MINNEAPOLIS - Bail has been set at $500,000 for a woman accused of striking and killing a police officer with her vehicle.
Charges filed against 54-year-old Beth Ilene Freeman, of Mound, say she was under the influence of chemicals and texting in the moments before the fatal collision.
William Mathews, a nine-year veteran of the Wayzata Police department, was fatally hit Friday afternoon while he was removing dangerous debris from Highway 12 near County Road 101. Freeman, who was behind the wheel of the SUV that struck him, was charged in a criminal complaint Monday with two separate counts of criminal vehicular homicide, each of which carries a potential 10-year prison term.
“This is another case of a distracted driver, someone who thought she could drive a one-ton vehicle safely while using her cell phone,” said Hennepin County Attorney Mike Freeman, no relation to the defendant. “She couldn’t and neither can anyone else on our roads.
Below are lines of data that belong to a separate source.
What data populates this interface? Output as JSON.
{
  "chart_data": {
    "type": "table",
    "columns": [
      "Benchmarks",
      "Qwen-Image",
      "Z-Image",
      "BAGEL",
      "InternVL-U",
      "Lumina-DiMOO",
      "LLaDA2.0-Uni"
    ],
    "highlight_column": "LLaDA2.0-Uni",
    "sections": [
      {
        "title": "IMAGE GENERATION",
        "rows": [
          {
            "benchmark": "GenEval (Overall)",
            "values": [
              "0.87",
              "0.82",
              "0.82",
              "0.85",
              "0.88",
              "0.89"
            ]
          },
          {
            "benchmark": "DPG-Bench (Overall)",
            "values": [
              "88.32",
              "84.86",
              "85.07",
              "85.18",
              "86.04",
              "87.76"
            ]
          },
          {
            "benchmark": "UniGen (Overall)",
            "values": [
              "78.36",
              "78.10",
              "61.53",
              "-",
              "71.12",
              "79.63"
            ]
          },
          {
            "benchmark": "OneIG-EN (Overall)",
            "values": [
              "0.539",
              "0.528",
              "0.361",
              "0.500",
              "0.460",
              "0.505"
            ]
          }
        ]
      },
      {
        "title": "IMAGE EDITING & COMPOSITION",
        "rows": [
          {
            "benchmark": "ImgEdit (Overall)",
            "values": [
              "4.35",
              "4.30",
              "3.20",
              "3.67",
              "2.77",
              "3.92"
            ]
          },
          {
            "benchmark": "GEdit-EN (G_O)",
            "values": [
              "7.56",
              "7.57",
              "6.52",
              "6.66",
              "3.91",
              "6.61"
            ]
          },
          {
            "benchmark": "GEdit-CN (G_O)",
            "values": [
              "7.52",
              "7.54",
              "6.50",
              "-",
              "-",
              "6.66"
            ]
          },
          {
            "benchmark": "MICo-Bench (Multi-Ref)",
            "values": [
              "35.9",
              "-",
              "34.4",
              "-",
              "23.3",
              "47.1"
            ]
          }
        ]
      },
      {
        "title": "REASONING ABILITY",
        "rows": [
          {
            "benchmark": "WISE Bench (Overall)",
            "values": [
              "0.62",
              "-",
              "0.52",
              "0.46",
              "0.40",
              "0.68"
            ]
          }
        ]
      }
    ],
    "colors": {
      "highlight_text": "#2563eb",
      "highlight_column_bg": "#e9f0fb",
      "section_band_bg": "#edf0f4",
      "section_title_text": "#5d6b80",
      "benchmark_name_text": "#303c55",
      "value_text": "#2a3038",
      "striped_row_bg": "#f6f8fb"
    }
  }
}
The result is too many of these tragedies where good people are dying through no fault of their own.”
The criminal complaint filed against Freeman quotes a witness following her Nissan Murano as saying there was no indication the defendant even tried to step on the brakes or swerve before hitting Officer Mathews. As he tried to render aid to the officer the witness says Freeman was standing outside her vehicle repeating the phrase "what have I done?" He says one of her front tires was still resting on Officer Mathews, and he had to tell Freeman to move her vehicle off the officer.
Another motorist told investigators that she moved to the left lane when she saw squad lights on the shoulder of the highway as required by Minnesota law. That woman says Freeman, driving in the right lane, passed her doing approximately 65 miles per hour and hit the officer.
A responding Drug Recognition Expert (DRE) says it was evident an hour and 15 minutes after the incident that Beth Freeman was under the influence of a controlled substance as her pulse was elevated, her pupils constricted and she had difficulty in counting backwards. A blood sample was taken, with results pending.
During a post-Miranda interview detectives say Freeman admitted talking on the phone and receiving texts prior to the fatal collision. Forensic tests indicate these activities happened immediately prior to hitting the officer. A search warrant executed on her vehicle yielded drug paraphernalia in the passenger compartment that tested positive for cocaine.
Investigators also obtained a video tape that had been posted to Instagram by a known male that shows Freeman immediately after she struck and killed the victim. In the video she exclaims “I just looked up and he was there.”
In concluding the criminal complaint, prosecutors say the eastbound stretch of Highway 12 where Officer Mathews was hit and killed is clear and straight, and all other traffic was able to see the lights from the officer's squad and move over to give him room.
Beth Freeman made her first court appearance, which only lasted a few minutes, on Tuesday. Freeman's bail was set at $500,000. Her next court date is Oct. 9.
At the time of the fatal collision Friday Freeman was driving without a license, which had been revoked after at least five cases of driving while impaired. The Department of Public Safety DPS) was served a petition this spring filed by Freeman asking that her driving privileges be restored, but that request was denied. DPS ruled her repeated violations made Freeman a threat to public safety.